64Последние встречи совсем сблизили Таврова и Ольгу, хотя ни одного слова о любви не было произнесено. Теперь Тавров сумел бы доказать, что они сделают преступление, подавив сильное чувство и искалечив свою жизнь. Однако между ними стоял третий… При всей ревнивой зависти Тавров не мог не уважать Ивана Ивановича, но это не охлаждало его, а лишь вносило сознание тяжелой ответственности и даже страха в его чувство.
Ольга! Это коротенькое слово звучало для него как вздох, с которым он и засыпал и просыпался.
Только на флотационной фабрике он временно забывал о ней. Руда текла там по лентам транспортеров из машины в машину, измельчаясь на пути в зернистую массу, в муку.

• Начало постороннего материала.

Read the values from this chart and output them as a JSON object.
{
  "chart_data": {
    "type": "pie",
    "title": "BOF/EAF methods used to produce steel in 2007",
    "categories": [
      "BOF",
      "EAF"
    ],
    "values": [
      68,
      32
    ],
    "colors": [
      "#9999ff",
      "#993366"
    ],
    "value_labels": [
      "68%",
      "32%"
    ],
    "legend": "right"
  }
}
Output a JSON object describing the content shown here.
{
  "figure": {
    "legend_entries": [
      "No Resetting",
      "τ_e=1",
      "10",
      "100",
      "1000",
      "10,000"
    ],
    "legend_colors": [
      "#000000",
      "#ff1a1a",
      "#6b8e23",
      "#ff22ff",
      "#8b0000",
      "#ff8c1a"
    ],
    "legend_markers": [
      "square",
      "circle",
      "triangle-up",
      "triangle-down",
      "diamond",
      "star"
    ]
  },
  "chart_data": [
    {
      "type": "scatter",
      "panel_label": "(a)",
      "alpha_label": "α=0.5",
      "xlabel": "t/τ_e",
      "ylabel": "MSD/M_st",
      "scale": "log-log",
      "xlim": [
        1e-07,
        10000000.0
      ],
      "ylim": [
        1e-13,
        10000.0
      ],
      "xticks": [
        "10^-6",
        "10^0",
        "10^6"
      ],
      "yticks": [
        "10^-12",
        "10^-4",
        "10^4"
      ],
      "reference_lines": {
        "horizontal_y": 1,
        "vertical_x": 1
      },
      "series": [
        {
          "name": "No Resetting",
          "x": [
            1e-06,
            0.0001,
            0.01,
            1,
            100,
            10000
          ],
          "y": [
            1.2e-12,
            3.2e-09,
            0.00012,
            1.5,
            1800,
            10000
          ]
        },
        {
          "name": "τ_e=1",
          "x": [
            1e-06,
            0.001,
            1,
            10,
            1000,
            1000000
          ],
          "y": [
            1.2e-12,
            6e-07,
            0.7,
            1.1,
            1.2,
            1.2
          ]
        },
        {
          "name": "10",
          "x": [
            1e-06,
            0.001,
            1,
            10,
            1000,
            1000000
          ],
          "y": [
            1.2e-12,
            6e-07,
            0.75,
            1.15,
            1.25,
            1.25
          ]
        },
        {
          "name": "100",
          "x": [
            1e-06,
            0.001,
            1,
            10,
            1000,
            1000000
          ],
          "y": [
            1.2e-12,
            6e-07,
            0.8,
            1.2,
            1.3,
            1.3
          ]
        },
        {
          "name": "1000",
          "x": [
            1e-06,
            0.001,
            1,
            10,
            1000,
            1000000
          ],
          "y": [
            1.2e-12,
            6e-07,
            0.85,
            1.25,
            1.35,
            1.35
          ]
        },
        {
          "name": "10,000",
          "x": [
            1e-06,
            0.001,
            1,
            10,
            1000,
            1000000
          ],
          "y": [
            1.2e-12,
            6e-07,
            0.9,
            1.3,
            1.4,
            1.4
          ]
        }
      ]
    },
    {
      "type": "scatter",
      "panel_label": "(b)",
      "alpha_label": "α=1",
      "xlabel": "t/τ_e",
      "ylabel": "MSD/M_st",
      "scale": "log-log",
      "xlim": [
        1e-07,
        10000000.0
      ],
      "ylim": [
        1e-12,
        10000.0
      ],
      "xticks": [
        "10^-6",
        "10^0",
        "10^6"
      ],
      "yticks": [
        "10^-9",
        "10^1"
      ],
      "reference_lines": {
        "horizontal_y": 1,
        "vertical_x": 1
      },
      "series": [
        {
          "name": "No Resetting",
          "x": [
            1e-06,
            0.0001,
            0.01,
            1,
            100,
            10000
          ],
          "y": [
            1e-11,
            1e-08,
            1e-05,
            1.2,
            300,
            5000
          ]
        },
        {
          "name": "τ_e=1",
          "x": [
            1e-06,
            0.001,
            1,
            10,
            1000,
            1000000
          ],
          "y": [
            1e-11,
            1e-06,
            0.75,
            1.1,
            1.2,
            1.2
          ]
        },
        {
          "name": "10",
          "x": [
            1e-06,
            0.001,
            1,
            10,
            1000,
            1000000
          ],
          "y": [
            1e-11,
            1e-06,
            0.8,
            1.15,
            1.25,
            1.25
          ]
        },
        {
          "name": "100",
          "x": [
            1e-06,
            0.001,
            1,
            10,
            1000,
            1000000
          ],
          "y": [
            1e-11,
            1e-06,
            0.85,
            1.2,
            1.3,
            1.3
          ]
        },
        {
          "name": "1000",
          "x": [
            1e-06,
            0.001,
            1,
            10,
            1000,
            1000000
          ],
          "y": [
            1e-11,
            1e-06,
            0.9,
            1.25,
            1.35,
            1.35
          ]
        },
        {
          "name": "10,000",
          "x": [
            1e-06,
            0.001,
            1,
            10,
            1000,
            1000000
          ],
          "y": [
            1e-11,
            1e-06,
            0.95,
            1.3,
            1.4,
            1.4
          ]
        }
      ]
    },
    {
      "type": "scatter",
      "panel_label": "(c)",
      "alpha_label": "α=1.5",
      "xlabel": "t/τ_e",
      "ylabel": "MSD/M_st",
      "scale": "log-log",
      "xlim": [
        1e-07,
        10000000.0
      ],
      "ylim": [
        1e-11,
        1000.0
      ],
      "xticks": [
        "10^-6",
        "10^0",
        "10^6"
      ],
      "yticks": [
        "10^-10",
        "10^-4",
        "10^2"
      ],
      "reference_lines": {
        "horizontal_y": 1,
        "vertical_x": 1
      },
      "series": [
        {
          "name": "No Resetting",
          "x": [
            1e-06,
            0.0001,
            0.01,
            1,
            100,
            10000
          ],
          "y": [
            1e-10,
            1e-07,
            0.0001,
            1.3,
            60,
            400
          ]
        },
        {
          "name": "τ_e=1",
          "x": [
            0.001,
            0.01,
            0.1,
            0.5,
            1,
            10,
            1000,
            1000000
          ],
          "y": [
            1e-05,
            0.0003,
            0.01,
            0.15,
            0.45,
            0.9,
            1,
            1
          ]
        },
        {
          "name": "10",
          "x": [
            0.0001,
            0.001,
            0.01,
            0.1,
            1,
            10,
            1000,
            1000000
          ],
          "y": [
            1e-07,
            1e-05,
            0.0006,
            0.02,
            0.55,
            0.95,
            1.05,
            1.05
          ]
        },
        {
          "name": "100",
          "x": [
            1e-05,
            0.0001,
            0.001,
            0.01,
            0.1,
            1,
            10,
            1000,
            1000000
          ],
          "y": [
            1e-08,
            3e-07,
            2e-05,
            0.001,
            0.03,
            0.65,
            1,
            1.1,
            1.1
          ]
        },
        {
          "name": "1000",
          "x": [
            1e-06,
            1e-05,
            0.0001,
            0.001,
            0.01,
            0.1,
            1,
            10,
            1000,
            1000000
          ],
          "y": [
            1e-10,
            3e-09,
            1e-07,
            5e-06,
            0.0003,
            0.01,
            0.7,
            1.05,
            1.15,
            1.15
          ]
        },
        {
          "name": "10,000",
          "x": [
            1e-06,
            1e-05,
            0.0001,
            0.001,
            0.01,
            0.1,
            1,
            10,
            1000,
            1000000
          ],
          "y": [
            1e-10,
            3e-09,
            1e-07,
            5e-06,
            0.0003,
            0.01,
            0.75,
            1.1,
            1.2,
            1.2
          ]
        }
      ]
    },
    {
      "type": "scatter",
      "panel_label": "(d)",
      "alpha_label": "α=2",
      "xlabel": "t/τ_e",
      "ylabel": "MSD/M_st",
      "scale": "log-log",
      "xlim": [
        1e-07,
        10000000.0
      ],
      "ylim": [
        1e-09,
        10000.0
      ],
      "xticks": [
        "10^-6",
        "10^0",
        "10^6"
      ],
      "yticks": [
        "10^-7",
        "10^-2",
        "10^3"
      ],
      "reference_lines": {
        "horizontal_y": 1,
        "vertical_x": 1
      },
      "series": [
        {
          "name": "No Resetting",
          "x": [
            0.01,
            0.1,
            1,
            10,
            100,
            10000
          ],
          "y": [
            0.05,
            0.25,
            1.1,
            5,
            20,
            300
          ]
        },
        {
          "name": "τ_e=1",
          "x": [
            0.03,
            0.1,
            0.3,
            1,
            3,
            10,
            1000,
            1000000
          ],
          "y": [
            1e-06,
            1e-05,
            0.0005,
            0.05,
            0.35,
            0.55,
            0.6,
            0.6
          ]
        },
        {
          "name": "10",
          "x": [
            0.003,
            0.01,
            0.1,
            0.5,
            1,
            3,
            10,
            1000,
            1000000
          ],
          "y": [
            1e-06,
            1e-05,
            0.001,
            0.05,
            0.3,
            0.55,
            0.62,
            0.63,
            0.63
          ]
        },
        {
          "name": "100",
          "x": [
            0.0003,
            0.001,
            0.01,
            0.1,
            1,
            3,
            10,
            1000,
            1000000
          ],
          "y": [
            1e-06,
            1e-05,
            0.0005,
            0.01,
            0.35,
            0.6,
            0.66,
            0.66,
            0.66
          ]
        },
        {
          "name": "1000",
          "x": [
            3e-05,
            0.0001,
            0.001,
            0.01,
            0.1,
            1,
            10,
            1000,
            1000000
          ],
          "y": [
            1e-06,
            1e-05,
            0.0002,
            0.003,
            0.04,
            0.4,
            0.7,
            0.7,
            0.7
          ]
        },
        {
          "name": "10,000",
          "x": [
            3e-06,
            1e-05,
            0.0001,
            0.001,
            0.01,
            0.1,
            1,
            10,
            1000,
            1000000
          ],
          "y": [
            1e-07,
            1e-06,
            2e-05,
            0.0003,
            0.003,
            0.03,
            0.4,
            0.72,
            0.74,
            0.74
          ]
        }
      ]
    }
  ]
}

Вот первая на пути щековая дробилка. Здесь крупное дробление: камни с треском раздавливаются стальными челюстями, словно орехи. Потом руда отправляется потоком на две пары дробильных валков; те заняты своим делом — средним дроблением, — и над ними стоит сплошной вибрирующий гул. В следующем отделении тонкого измельчения три шаровые мельницы, три грохочущие красавицы. У каждой свой электромотор и приводные ремни, за каждой следит отдельный мастер. Тавров останавливается, прислушивается ухом знатока к вращению шаров, растирающих в пыль мелкий щебень руды. Здесь любимое имя, произнесенное невзначай, утонет в грохоте.
Фабрика вышла в передовые. Едва успевает разворачиваться питающий ее рудник, где недавно работал Платон Логунов. Но рудник готовится увеличить добычу, и Таврову тоже пришлось пересмотреть свои производственные возможности.
Можно было допустить перегруз, но не свыше десяти процентов, иначе ухудшится качество обработки руды. Поэтому встал вопрос о реконструкции.